Step 1- Prep & Roast
Hot peppers are… hot! We’ve included a pair of gloves to use. Be mindful and don’t rub your eyes or face while handling the chillis.
We’ve included a mix of chillis that will produce a medium-hot sauce. If you prefer a milder sauce, you can exclude the Habanero chilli.
1. Remove the stem from each chilli by pinching it off or cutting and discarding it.
2. The chillis can remain whole and don’t need to be cut or diced. It is also fine to leave the seeds inside the chillis – you will be straining the sauce in a later step.
3. Place a medium saucepan on low heat and
add all of the de-stemmed chillis to the dry pan (no oil needed).
4. Dry-roast the chillis by stirring them frequently over low heat for 1-2 minutes. They will
begin to produce a strong aroma – this is perfect! Be careful not to overcook (blacken) them or they will become bitter.

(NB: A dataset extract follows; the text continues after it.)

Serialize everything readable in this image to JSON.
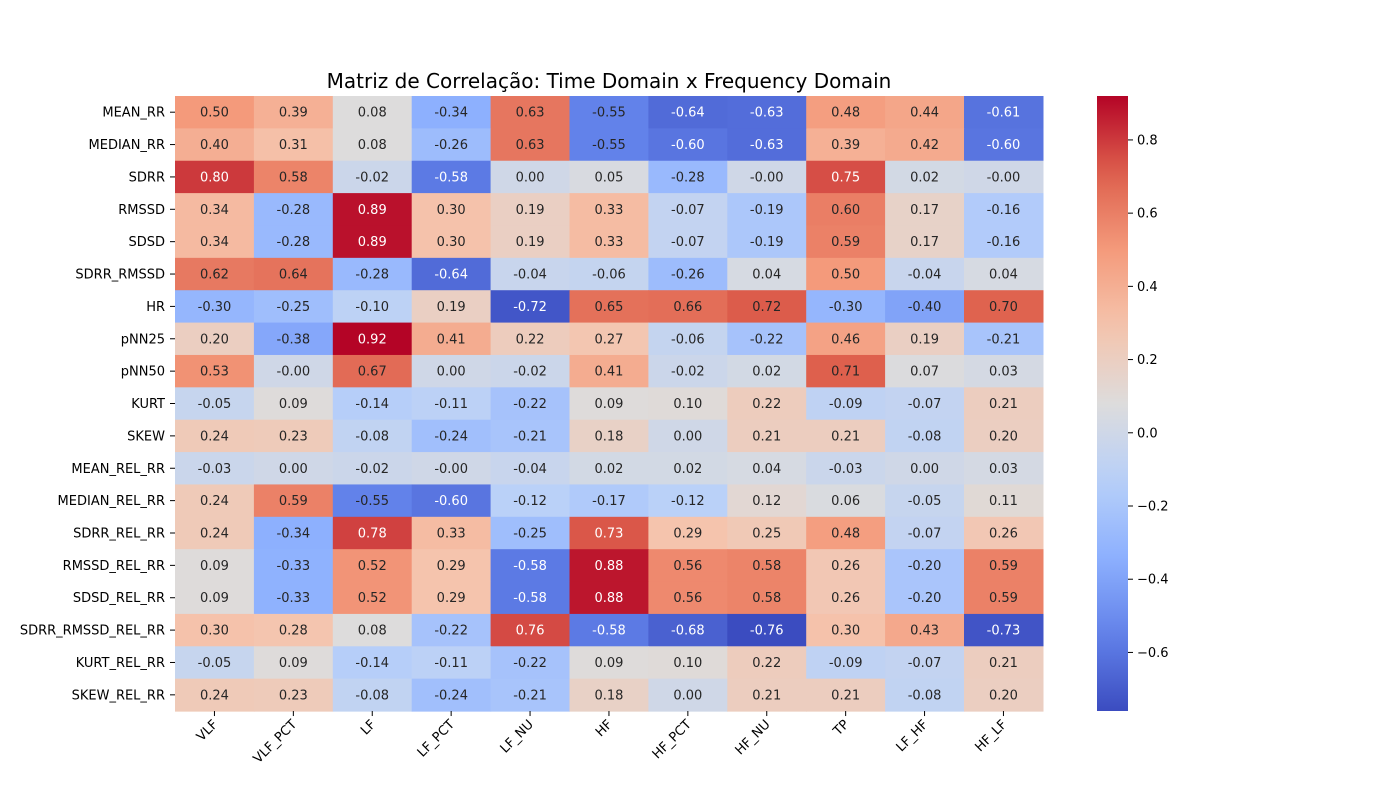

5. Remove from heat when the chillis become pliable, but before they start to brown. Chillis
can go from perfect to burnt very quickly, so stay vigilant.
Step 2- Season & Cook
Next, we will bring all the ingredients together and hydrate the chillis.
1. Add 560 ml (2 ¼ cups) of water, 190 ml (¾ cup) of white, malt, or apple cider vinegar, and the entire pouch of Secret Spice Master Mix to the saucepan over medium heat.
2. Bring the uncovered mixture slowly to a boil, stirring occasionally. Remove from the heat once it starts to bubble.
3. Cover with a lid, and let cool completely to allow the peppers to absorb the liquid and soften.
Step 3- Blend
Hot liquid in a blender can be dangerous, so make sure the sauce has had time to completely cool before you blend!
1. Transfer the mixture to a blender with a lid and process at high speed until it is smooth, approx 2-5 minutes - depending on your blender. Blend until you have a medium consistency that flows well. Adjust by adding a small amount of water if needed.
2. Some seeds will remain unblended. This is OK, as you will strain the sauce next.
Pass the mixture through the strainer into a clean bowl (you can use a larger strainer if you have one to speed things up). Use a spoon to stir and press the liquid through the mesh. Add a splash of water to the bottom of the blender to make sure to get all the sauce out.
Step 4- Strain
1. Pass the mixture through the strainer into a clean bowl (you can use a larger strainer if you have one to speed things up). Use a spoon to stir and press the liquid through the mesh. Add a splash of water to the bottom of the blender to make sure to get all the sauce out.
2. If you prefer a more rustic style, you can return a small amount of the strained solids back into the sauce. The solids can also be used as a chilli paste that works great as a marinade or spice rub for your next BBQ. Keep them in a small jar with 2 tablespoons of olive oil mixed in and save for later.
Step 5- Bottle
You now have enough sauce to fill 4 bottles! Give it a taste to make sure it's how you like it. You can adjust the acidity by adding a splash more vinegar or lemon/lime juice. You may also want to add additional salt, or a bit of honey or sugar to sweeten it to your liking.
1. Using the funnel provided, pour the sauce into each bottle and secure the cap.
2. Name your sauce! Labels are included; use an indelible marker for best results.
3. Your sauce is ready to eat now. The flavours will enhance and come together over a couple of days.
4. Store in the refrigerator for up to 6 months.